27 de maio de 2020

A Nostalgia do Esterco


E outros pensamentos enquanto via o “The Deuce”


“Vocês, cabrões, divertiram-se tanto que a culpa do mundo estar como está é da vossa geração.”
Ela se calhar tem razão. Mas que raio havíamos de fazer, depois de anos de miséria, ou frugalidade na melhor das hipóteses, de memórias de guerras e holocaustos, de décadas de hipócritas morais que sancionavam vícios privados ao lado de beatas virtudes públicas?
O que havíamos de fazer quando, por momentos no pós guerra, o estado social, a redistribuição e o acesso à educação abriram as portas das cercas sociais que nos arrebanhavam—para sempre, diziam os mais velhos—e acreditámos tudo ser possível? E tudo era o dinheiro, a arte, o sexo, a liberdade e o individualismo; e com o individualismo, a propriedade e o arbítrio; e a soberania sobre a mais básica das nossas possessões, o corpo. Fodemos tudo? Não sei. Não sequer sei se fomos nós. Fodemos a nossa saúde, isso sei. O resto fodeu-se por si. Nós apenas elevamos o individualismo a valor primordial, ao contrário dos modernos, que o estipulam como direito inalienável e escrito na pedra—mesmo quando se organizam em rebanho ululante, pretensamente colectivista, mas apenas um rebanho de identidades, individualidades paradoxalmente iguais.
O desabafo millennial deu-se enquanto assistíamos ao The Deuce, e era, sobretudo, inveja da festa. Sentimento legítimo e compreensível perante o meu sorridente comentário “As coisas eram mesmo assim”. Mas aquela festa, que começou nos anos 70 e terminou no fim dos 80, uma festa crua, rija, feita de arte, moda, dinheiro, carros, sexo, drogas, funk, disco, punk, new wave, pop e rock n roll, não volta mais. 

"Some of it happened. Some of it didn't happen. Some of it might have happened. But all of it could have happened” disse David Simon, o autor do The Deuce, referindo-se às histórias das três temporadas. A primeira passada em 1970/71, a segunda em 77/78 e a terceira em 84/85. As histórias são sobretudo personagens, personagens que fluem, slice of life. Não há um enredo, definido canonicamente como um personagem e uma situação por resolver. Há apenas o Deuce, aquele pedaço da rua 42 outrora porco, decadente e vibrante. Ou seja, há muitos enredos.
David Simon é um dos dotados. Escreveu o The Wire, Treme, The Deuce e a belíssima adaptação do Plot Against America do P. Roth. O homem foi jornalista e depois argumentista. Sempre escritor. O formato ficção, que adoptou, é do melhor realismo que já vi escrito e filmado. Os temas são da vida na cidade, aqueles que o jornalismo já não trata, porque não pode, porque se tornou irrelevante.
"I've become increasingly cynical about the ability of daily journalism to effect any kind of meaningful change. I was pretty dubious about it when I was a journalist, but now I think it's remarkably ineffectual" diz Simon em 2004, quando se deu conta de que o jornalismo havia abdicado da sua função de olhar o mundo, as esquinas e as ruas.
Hoje, o jornalismo está ainda mais longe das esquinas. É ficção mal escrita, entretenimento pobre, sobretudo encomendado, ou então filme de catástrofe, quando a natureza ajuda a produção; mas no dia-a-dia, mesmo durante a catástrofe, apenas caixa de ressonância de interesses que o manipulam e alimentam. Valha-nos a ficção, que é quase tudo o que nos resta para entender o que se passa.

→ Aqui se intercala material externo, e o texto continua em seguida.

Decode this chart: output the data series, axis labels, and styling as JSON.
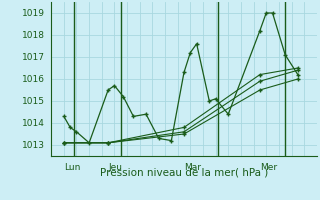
{
  "xlabel": "Pression niveau de la mer( hPa )",
  "bg_color": "#cdeef5",
  "grid_color": "#a8d8e0",
  "line_color": "#1a5c1a",
  "ylim": [
    1012.5,
    1019.5
  ],
  "xlim": [
    0,
    21
  ],
  "day_labels": [
    "Lun",
    "Jeu",
    "Mar",
    "Mer"
  ],
  "day_positions": [
    1,
    4.5,
    10.5,
    16.5
  ],
  "day_vlines": [
    1.8,
    5.5,
    13.2,
    18.5
  ],
  "yticks": [
    1013,
    1014,
    1015,
    1016,
    1017,
    1018,
    1019
  ],
  "series1_x": [
    1.0,
    1.5,
    2.0,
    3.0,
    4.5,
    5.0,
    5.7,
    6.5,
    7.5,
    8.5,
    9.5,
    10.5,
    11.0,
    11.5,
    12.5,
    13.0,
    14.0,
    16.5,
    17.0,
    17.5,
    18.5,
    19.5
  ],
  "series1_y": [
    1014.3,
    1013.8,
    1013.6,
    1013.1,
    1015.5,
    1015.7,
    1015.2,
    1014.3,
    1014.4,
    1013.3,
    1013.2,
    1016.3,
    1017.2,
    1017.6,
    1015.0,
    1015.1,
    1014.4,
    1018.2,
    1019.0,
    1019.0,
    1017.1,
    1016.2
  ],
  "series2_x": [
    1.0,
    4.5,
    10.5,
    16.5,
    19.5
  ],
  "series2_y": [
    1013.1,
    1013.1,
    1013.6,
    1015.9,
    1016.4
  ],
  "series3_x": [
    1.0,
    4.5,
    10.5,
    16.5,
    19.5
  ],
  "series3_y": [
    1013.1,
    1013.1,
    1013.8,
    1016.2,
    1016.5
  ],
  "series4_x": [
    1.0,
    4.5,
    10.5,
    16.5,
    19.5
  ],
  "series4_y": [
    1013.1,
    1013.1,
    1013.5,
    1015.5,
    1016.0
  ]
}
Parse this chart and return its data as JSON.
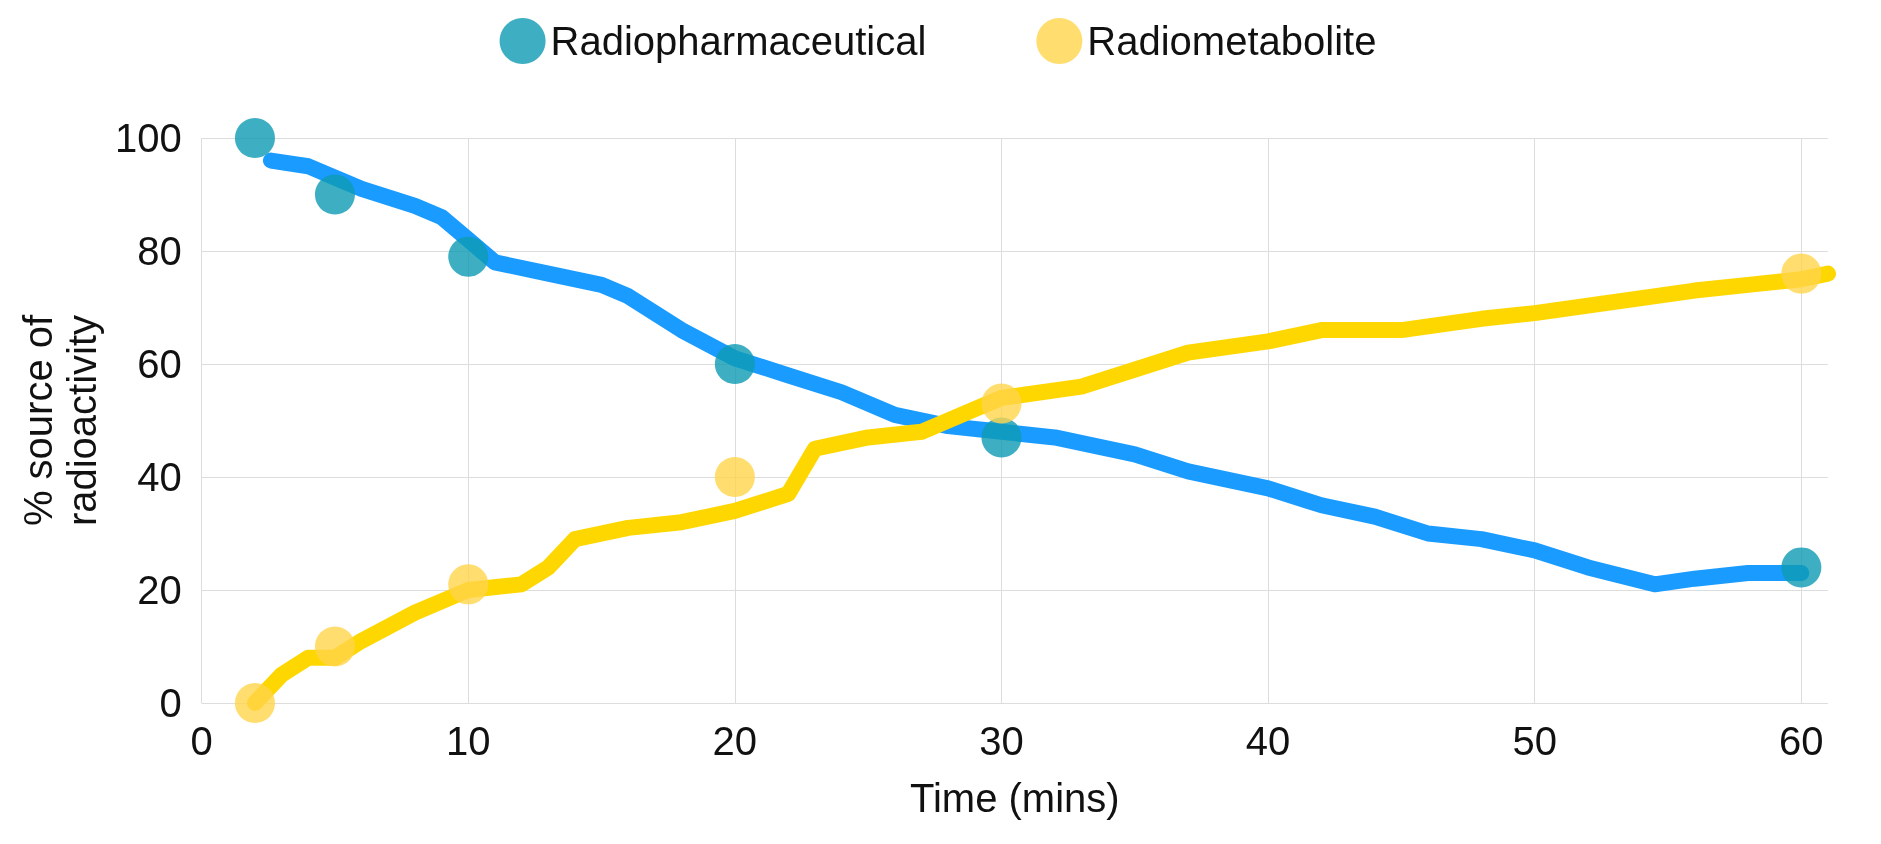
{
  "chart_data": {
    "type": "scatter",
    "xlabel": "Time (mins)",
    "ylabel": "% source of\nradioactivity",
    "xlim": [
      0,
      61
    ],
    "xticks": [
      0,
      10,
      20,
      30,
      40,
      50,
      60
    ],
    "ylim": [
      0,
      100
    ],
    "yticks": [
      0,
      20,
      40,
      60,
      80,
      100
    ],
    "grid": true,
    "legend": "top",
    "marker": "circle",
    "series": [
      {
        "name": "Radiopharmaceutical",
        "color": "#0e9bb3",
        "x": [
          2,
          5,
          10,
          20,
          30,
          60
        ],
        "values": [
          100,
          90,
          79,
          60,
          47,
          24
        ]
      },
      {
        "name": "Radiometabolite",
        "color": "#ffd54a",
        "x": [
          2,
          5,
          10,
          20,
          30,
          60
        ],
        "values": [
          0,
          10,
          21,
          40,
          53,
          76
        ]
      },
      {
        "type": "line",
        "marker": "none",
        "color": "#1a9bff",
        "x": [
          2.6,
          4,
          5,
          6,
          8,
          9,
          10,
          11,
          13,
          15,
          16,
          18,
          20,
          22,
          24,
          26,
          28,
          30,
          32,
          35,
          37,
          40,
          42,
          44,
          46,
          48,
          50,
          52,
          54.5,
          56,
          58,
          60
        ],
        "values": [
          96,
          95,
          93,
          91,
          88,
          86,
          82,
          78,
          76,
          74,
          72,
          66,
          61,
          58,
          55,
          51,
          49,
          48,
          47,
          44,
          41,
          38,
          35,
          33,
          30,
          29,
          27,
          24,
          21,
          22,
          23,
          23
        ]
      },
      {
        "type": "line",
        "marker": "none",
        "color": "#ffd700",
        "x": [
          2,
          3,
          4,
          5,
          6,
          8,
          10,
          12,
          13,
          14,
          16,
          18,
          20,
          22,
          23,
          25,
          27,
          29,
          30,
          33,
          35,
          37,
          40,
          42,
          45,
          48,
          50,
          53,
          56,
          58,
          60,
          61
        ],
        "values": [
          0,
          5,
          8,
          8,
          11,
          16,
          20,
          21,
          24,
          29,
          31,
          32,
          34,
          37,
          45,
          47,
          48,
          52,
          54,
          56,
          59,
          62,
          64,
          66,
          66,
          68,
          69,
          71,
          73,
          74,
          75,
          76
        ]
      }
    ]
  }
}
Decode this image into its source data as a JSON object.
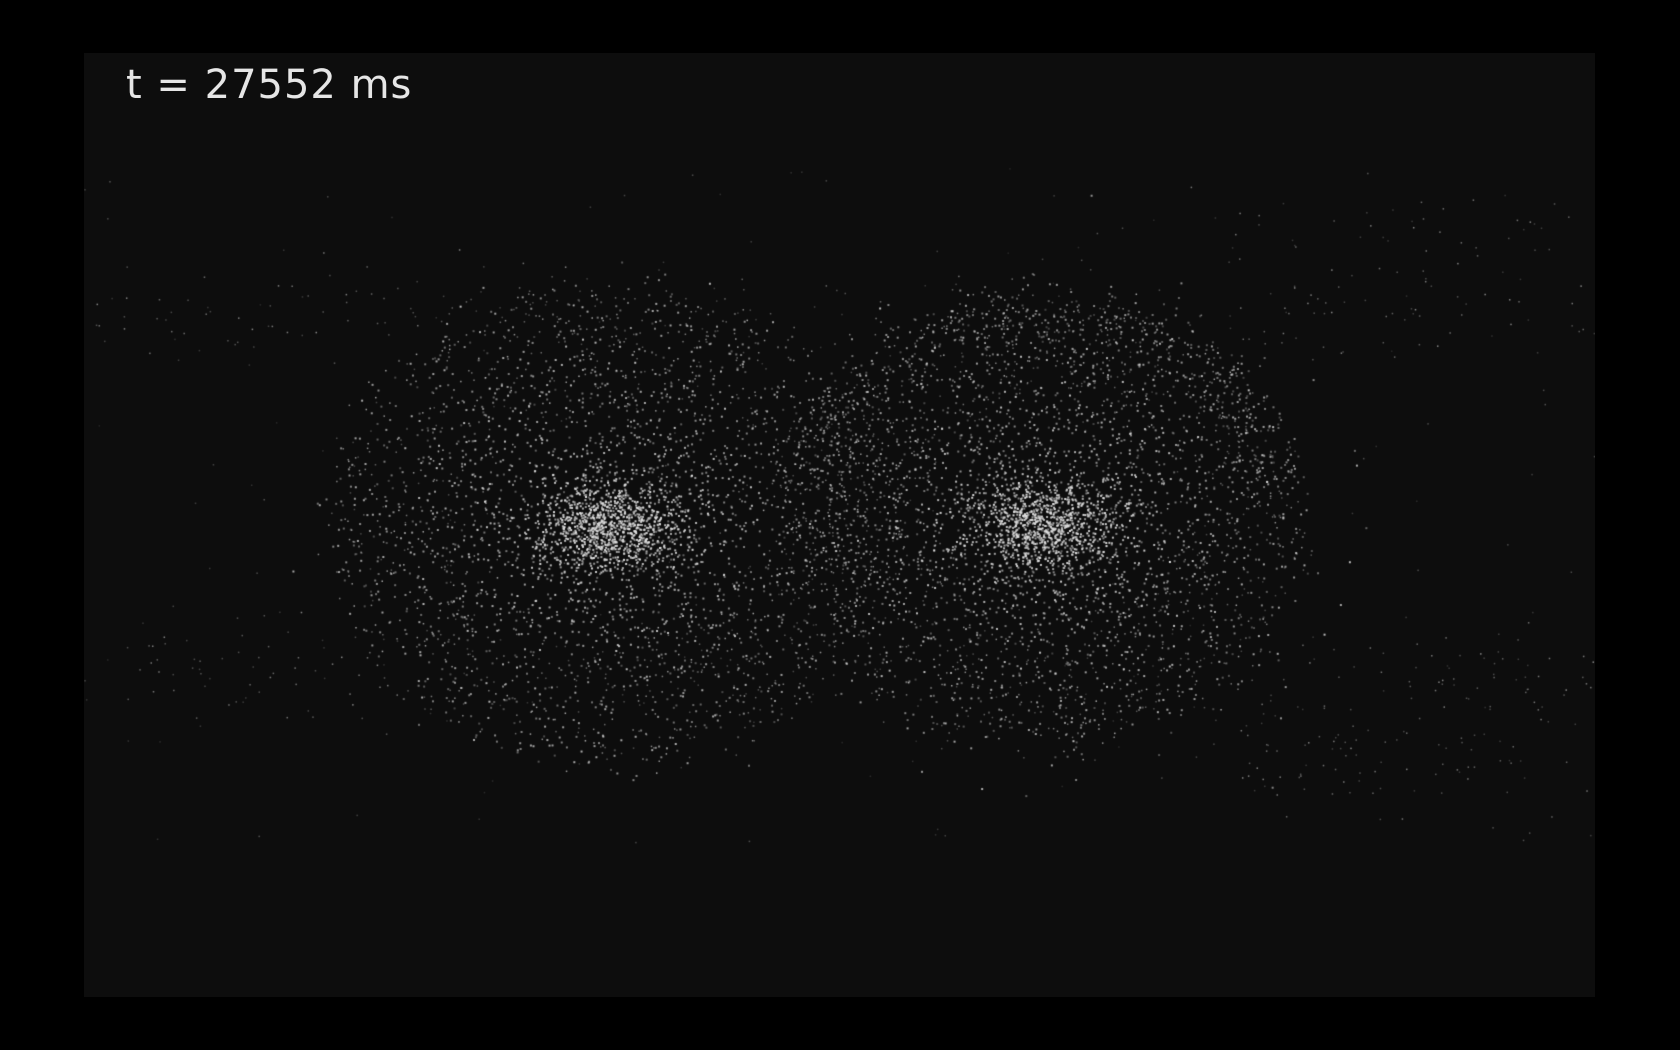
{
  "overlay": {
    "time_label": "t = 27552 ms"
  },
  "colors": {
    "outer_background": "#000000",
    "viewport_background": "#0d0d0d",
    "particle": "#d9d9d9",
    "text": "#e6e6e6"
  },
  "scene": {
    "description_free": true,
    "clusters": 2,
    "particle_field": "starfield"
  }
}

Na 3ª temporada do The Deuce, a grande festa—e a estupefação, e o crime e as doenças do excesso que inevitavelmente com ela partilham o ecossistema—acaba em tragédia: o Deuce é limpo. Nascem escritórios, hotéis, apartamentos caros, ruas limpas cruzadas por diligentes funcionários; nasce o tempo que hoje vamos vendo acabar. As putas são varridas para longe, os chulos tornam-se irrelevantes com o advento dos pagers e da electrónica, a indústria pornográfica metamorfoseia-se e foge para oeste, os protagonistas do lugar morrem de sida, suicidam-se, são assassinados ou, o que é mais trágico depois de anos de enérgicas e vibrantes meias vidas noturnas, envelhecem e decaem em memórias. Outros, longe da história, tornam-se protagonistas da gula pós histórica, tomam conta do lugar e enchem-se. E nós, os que pela segunda vez nas nossas vidas assistimos àquilo, agora em forma de ficção, entristecemos com o fim; estranhamente nostálgicos da porcaria, do crime, do excesso, das drogas, das doenças, da violência, dos nossos Deuces, e da imensa vontade de viver, fazer, mudar e criar que todo aquele esterco em nós estimulava.